One day while doing homework at the computer center, Duncan saw a sign advertising a library work study position; this was the perfect opportunity to learn new skills and earn money in a job where their identity as a student was prioritized. They applied, and the rest is history.

Through flexible schedules, Duncan was able to continue their studies at PCC, while growing and developing professionally. They were promoted to work as a full-time Stacks Technician at the PCC Library on the Southeast Campus and quickly realized they had found a career path they loved.

“As a technician, I am constantly in touch with students and I get to help people from so many different intersecting identities get the support and resources they need to be successful – it’s amazing I get to do this for my job,” said Duncan.

Duncan’s passion for equity, justice, and belonging comes through in the way they show up to support the diverse needs of the students and community members who utilize PCC’s libraries.

“I feel like the work we do here ends up directly, positively affecting people’s lives,” said Duncan.
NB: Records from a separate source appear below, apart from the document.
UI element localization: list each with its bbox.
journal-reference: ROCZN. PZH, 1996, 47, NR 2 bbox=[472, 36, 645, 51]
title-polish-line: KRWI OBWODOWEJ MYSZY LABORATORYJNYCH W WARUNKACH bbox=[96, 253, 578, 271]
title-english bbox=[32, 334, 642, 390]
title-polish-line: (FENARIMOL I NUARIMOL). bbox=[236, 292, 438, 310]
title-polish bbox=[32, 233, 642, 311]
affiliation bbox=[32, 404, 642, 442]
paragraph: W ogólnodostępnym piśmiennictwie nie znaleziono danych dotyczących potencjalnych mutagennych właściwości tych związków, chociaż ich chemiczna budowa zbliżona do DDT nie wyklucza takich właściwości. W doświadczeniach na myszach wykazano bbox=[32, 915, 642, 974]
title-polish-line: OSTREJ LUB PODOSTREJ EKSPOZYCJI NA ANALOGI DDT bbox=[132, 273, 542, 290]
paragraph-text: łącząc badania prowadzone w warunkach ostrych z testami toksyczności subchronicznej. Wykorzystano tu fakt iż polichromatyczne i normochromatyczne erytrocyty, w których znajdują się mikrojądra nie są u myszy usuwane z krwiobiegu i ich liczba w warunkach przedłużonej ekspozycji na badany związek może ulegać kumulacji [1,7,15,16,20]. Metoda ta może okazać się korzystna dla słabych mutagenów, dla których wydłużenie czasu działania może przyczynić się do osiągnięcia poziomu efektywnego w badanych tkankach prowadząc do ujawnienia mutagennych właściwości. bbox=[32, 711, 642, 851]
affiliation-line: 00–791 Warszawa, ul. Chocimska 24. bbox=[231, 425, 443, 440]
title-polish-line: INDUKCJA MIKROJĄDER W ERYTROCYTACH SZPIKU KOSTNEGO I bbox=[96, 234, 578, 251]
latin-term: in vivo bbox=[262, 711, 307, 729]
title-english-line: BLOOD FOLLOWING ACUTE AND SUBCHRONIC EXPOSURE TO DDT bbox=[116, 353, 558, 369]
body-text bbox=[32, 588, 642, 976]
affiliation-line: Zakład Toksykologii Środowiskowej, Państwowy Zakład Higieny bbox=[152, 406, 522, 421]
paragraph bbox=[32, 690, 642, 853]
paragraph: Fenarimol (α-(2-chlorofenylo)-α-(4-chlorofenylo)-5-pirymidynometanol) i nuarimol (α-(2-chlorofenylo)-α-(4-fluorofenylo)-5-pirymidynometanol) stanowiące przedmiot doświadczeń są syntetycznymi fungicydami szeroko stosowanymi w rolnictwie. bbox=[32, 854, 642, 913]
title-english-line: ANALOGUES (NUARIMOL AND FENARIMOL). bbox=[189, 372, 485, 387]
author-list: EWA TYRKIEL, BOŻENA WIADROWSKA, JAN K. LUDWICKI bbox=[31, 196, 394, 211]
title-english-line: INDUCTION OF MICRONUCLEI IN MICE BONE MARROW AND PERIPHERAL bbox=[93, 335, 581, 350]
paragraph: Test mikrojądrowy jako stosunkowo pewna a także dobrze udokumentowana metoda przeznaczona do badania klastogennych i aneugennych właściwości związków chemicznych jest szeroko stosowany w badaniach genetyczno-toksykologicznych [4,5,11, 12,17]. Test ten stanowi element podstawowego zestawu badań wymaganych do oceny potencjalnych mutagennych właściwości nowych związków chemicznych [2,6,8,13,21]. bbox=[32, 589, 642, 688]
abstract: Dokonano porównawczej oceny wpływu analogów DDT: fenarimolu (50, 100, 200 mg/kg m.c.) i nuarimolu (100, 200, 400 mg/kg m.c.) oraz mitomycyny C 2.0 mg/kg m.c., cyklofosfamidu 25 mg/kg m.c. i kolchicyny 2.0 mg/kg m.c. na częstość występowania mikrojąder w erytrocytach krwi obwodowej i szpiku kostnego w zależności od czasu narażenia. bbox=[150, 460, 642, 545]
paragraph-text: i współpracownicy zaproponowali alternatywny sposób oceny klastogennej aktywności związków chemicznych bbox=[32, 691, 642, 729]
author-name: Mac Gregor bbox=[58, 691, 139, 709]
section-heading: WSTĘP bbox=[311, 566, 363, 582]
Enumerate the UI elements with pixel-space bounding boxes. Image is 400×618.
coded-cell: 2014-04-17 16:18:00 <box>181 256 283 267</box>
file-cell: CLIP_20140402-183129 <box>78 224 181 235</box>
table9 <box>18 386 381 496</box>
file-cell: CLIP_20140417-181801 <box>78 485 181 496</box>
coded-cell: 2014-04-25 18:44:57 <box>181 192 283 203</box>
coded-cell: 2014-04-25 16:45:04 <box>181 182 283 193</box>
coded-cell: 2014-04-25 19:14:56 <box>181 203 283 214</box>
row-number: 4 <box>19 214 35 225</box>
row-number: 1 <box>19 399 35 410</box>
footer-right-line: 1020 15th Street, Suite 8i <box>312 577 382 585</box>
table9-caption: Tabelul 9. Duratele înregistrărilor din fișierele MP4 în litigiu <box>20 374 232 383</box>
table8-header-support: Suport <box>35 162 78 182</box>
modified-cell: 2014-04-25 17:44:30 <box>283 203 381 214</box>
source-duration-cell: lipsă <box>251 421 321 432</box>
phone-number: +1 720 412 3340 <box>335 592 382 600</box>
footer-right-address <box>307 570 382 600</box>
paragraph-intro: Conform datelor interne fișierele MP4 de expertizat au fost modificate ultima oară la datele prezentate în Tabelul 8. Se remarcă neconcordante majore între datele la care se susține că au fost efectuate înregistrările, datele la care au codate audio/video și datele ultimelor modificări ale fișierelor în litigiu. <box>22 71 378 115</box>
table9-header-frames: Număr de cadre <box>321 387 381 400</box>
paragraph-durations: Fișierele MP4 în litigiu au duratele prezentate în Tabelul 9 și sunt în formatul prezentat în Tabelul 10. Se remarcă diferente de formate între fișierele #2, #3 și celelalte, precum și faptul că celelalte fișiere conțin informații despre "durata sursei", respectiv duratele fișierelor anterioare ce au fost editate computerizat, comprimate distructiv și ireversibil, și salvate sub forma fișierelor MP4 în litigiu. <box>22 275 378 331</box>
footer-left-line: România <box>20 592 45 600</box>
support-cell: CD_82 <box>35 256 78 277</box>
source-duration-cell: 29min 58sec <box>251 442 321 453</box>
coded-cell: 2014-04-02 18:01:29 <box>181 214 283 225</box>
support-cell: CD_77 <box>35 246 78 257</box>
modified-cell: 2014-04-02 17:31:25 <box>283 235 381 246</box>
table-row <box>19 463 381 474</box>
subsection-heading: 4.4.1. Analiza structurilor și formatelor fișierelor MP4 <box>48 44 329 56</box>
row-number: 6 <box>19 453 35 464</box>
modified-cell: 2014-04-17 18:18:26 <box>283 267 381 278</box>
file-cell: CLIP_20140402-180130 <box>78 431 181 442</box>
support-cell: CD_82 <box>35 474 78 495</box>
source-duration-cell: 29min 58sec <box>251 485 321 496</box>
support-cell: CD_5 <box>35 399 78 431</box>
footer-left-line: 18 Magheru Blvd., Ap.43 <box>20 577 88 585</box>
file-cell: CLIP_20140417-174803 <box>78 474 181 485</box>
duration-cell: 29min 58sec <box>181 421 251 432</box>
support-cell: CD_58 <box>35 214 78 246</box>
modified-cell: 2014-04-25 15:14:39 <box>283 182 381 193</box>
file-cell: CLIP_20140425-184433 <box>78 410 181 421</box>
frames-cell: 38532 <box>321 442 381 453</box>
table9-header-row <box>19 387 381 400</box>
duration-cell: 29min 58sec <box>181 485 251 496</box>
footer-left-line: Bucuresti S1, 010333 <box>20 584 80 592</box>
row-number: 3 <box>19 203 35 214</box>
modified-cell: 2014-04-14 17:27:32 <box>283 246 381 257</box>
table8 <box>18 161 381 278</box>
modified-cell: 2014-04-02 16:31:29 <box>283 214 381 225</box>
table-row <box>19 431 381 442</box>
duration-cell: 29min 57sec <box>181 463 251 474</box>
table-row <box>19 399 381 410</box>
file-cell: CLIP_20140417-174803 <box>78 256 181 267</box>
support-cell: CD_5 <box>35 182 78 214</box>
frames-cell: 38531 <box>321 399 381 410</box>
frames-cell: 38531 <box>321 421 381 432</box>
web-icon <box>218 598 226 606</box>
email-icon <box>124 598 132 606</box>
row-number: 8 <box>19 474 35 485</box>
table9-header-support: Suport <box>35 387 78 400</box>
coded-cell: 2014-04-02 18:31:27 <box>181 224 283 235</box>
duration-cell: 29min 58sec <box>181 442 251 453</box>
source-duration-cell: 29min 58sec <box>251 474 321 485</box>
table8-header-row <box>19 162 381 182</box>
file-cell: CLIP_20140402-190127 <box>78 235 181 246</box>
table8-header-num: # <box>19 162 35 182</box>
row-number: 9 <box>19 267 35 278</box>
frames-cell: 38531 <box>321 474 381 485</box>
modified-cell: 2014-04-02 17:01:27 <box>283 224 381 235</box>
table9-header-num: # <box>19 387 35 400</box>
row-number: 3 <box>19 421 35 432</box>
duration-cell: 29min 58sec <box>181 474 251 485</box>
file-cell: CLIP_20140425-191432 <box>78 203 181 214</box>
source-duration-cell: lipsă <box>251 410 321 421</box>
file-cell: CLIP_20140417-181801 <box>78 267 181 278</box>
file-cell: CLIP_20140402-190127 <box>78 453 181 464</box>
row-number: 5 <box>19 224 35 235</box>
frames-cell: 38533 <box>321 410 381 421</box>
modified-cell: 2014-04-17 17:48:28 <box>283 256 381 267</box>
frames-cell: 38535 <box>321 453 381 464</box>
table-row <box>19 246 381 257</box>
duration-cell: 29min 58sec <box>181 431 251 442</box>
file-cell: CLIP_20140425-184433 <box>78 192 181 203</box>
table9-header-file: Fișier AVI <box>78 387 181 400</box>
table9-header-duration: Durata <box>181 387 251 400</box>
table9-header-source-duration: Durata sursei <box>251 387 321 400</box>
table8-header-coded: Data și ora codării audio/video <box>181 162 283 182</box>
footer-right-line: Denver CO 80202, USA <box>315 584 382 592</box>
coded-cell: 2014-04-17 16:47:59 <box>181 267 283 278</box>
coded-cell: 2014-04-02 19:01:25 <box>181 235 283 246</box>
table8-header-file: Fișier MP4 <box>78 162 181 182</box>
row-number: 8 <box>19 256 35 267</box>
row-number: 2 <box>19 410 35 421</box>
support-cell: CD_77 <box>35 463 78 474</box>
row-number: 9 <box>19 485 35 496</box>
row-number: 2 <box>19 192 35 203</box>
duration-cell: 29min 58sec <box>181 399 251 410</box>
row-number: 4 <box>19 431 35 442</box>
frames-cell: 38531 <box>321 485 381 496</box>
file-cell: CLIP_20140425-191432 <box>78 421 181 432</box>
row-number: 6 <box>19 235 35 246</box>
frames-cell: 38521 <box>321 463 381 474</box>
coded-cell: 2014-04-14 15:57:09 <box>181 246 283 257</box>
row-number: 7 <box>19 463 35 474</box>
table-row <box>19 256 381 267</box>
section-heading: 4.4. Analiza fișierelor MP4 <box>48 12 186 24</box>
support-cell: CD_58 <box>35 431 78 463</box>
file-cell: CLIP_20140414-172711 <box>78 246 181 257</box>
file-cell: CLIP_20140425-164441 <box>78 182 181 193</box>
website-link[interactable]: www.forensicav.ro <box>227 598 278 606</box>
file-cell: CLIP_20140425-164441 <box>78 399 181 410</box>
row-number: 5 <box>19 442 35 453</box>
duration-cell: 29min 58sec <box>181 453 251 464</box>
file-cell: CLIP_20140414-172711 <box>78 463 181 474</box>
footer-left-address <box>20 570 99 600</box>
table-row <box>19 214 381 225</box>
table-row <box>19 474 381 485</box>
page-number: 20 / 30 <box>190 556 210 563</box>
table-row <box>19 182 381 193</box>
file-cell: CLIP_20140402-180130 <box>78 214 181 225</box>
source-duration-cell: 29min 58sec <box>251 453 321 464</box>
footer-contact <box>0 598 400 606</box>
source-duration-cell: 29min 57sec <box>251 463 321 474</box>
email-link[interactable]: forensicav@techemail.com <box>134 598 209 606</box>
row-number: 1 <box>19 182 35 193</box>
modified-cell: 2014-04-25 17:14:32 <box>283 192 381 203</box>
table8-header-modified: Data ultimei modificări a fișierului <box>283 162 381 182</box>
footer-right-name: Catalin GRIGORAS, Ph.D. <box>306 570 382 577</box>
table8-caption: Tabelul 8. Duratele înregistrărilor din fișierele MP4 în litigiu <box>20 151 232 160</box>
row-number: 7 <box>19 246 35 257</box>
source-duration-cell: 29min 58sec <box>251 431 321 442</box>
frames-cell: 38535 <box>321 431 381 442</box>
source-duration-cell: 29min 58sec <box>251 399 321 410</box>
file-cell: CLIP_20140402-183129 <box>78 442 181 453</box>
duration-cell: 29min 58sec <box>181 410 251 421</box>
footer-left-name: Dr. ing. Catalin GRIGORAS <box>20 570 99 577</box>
Duncan’s role, like many others rooted in onsite and in-person interactions, had to pivot significantly when COVID-19 forced college operations to go virtual. They switched from organizing books and resources and supporting students, to managing projects and event programming. They also took the lead on an initiative to support colleagues in the remote environment – a role that earned them national recognition this year.

Tyler Duncan holds up award medal in front of book stacks

Tyler Duncan.

Duncan was awarded the NISOD Excellence Award 2022 for stepping up to serve the needs of their division to cultivate connection during quarantine to help alleviate feelings of isolation and foster a sense of community.

“It’s an honor to win this award, but I had a lot of help and would love to share my medal with the rest of my team,” said Duncan. “It’s good to know that my efforts have been appreciated and that I’m on the right track – that community-based programming is important and that we as colleagues are important to each other.”

This fall term, there is a new energy on campus, and Duncan looks forward to getting to support students again in person to encourage their aptitudes and passions as they explore their educational and career paths.

“I was really encouraged as a work study student to pursue being a library paraprofessional because they saw that spark in me,” Duncan added. “If you see a spark in someone, help them run with it. Even if you are a low-income student like I was, community college can be a way to find what you really want to do.”